A sports car is accelerating up a hill that rises 22.0° above the horizontal. The coefficient of static friction between the wheels and the road is µs = 0.88. It is the static frictional force that propels the car forward.
a) What is the magnitude of the maximum acceleration that the car can have?
b) What is the magnitude of the maximum acceleration if the car is being driven down the hill?
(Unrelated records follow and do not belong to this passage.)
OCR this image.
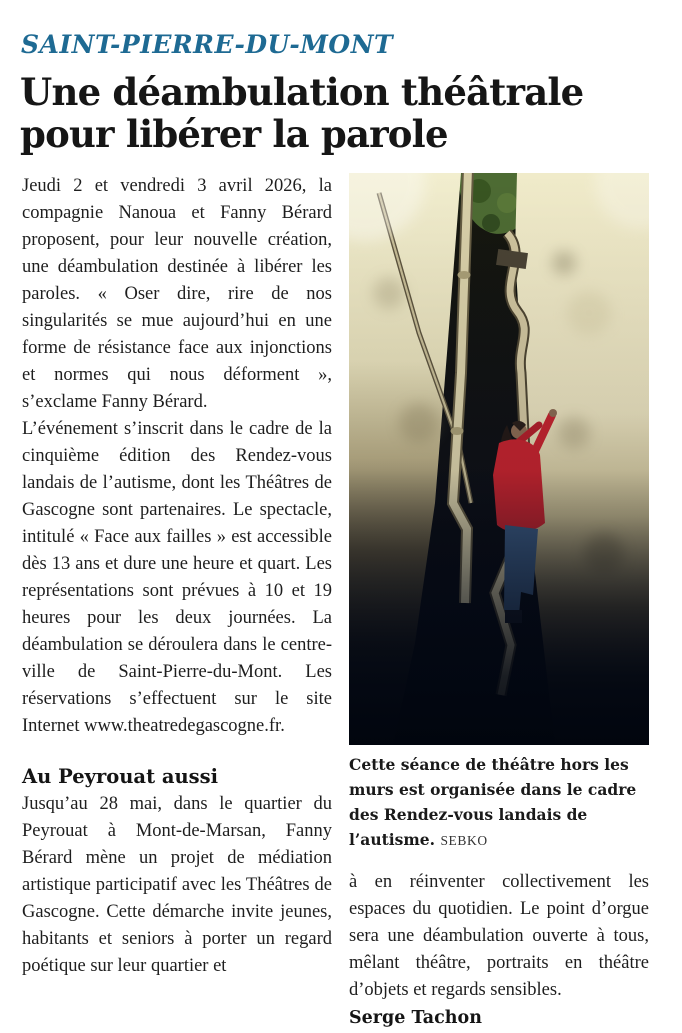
SAINT-PIERRE-DU-MONT
Une déambulation théâtrale pour libérer la parole

Jeudi 2 et vendredi 3 avril 2026, la compagnie Nanoua et Fanny Bérard proposent, pour leur nouvelle création, une déambulation destinée à libérer les paroles. « Oser dire, rire de nos singularités se mue aujourd’hui en une forme de résistance face aux injonctions et normes qui nous déforment », s’exclame Fanny Bérard.

L’événement s’inscrit dans le cadre de la cinquième édition des Rendez-vous landais de l’autisme, dont les Théâtres de Gascogne sont partenaires. Le spectacle, intitulé « Face aux failles » est accessible dès 13 ans et dure une heure et quart. Les représentations sont prévues à 10 et 19 heures pour les deux journées. La déambulation se déroulera dans le centre-ville de Saint-Pierre-du-Mont. Les réservations s’effectuent sur le site Internet www.theatredegascogne.fr.

Au Peyrouat aussi

Jusqu’au 28 mai, dans le quartier du Peyrouat à Mont-de-Marsan, Fanny Bérard mène un projet de médiation artistique participatif avec les Théâtres de Gascogne. Cette démarche invite jeunes, habitants et seniors à porter un regard poétique sur leur quartier et

Cette séance de théâtre hors les murs est organisée dans le cadre des Rendez-vous landais de l’autisme. SEBKO

à en réinventer collectivement les espaces du quotidien. Le point d’orgue sera une déambulation ouverte à tous, mêlant théâtre, portraits en théâtre d’objets et regards sensibles.

Serge Tachon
2006-10-20 19:38:35 · 2 answers · asked by Alan l 1 in Education & Reference ➔ Homework Help
The maximum acceleration is equal to the static friction force, minus the weight component opposing friction, divided by the mass of the car. The static friction force is the coeff of friction µs times the normal component of the car's weight. The weight component opposing friction is m*g*sin(A). The normal force is m*g*cos(A), so the max accleration is
[µs*m*g*cos(A)-m*g*sin(A)]/m = µs*g*cos(A)-g*sin(A)
When driven down the hill, the weigh component adds to the fricion force giving µs*g*cos(A)+g*sin(A)
2006-10-20 20:33:58 · answer #1 · answered by gp4rts 7 · 0⤊ 0⤋
a. 44
b.88.7
2006-10-21 02:41:04 · answer #2 · answered by Anonymous · 0⤊ 0⤋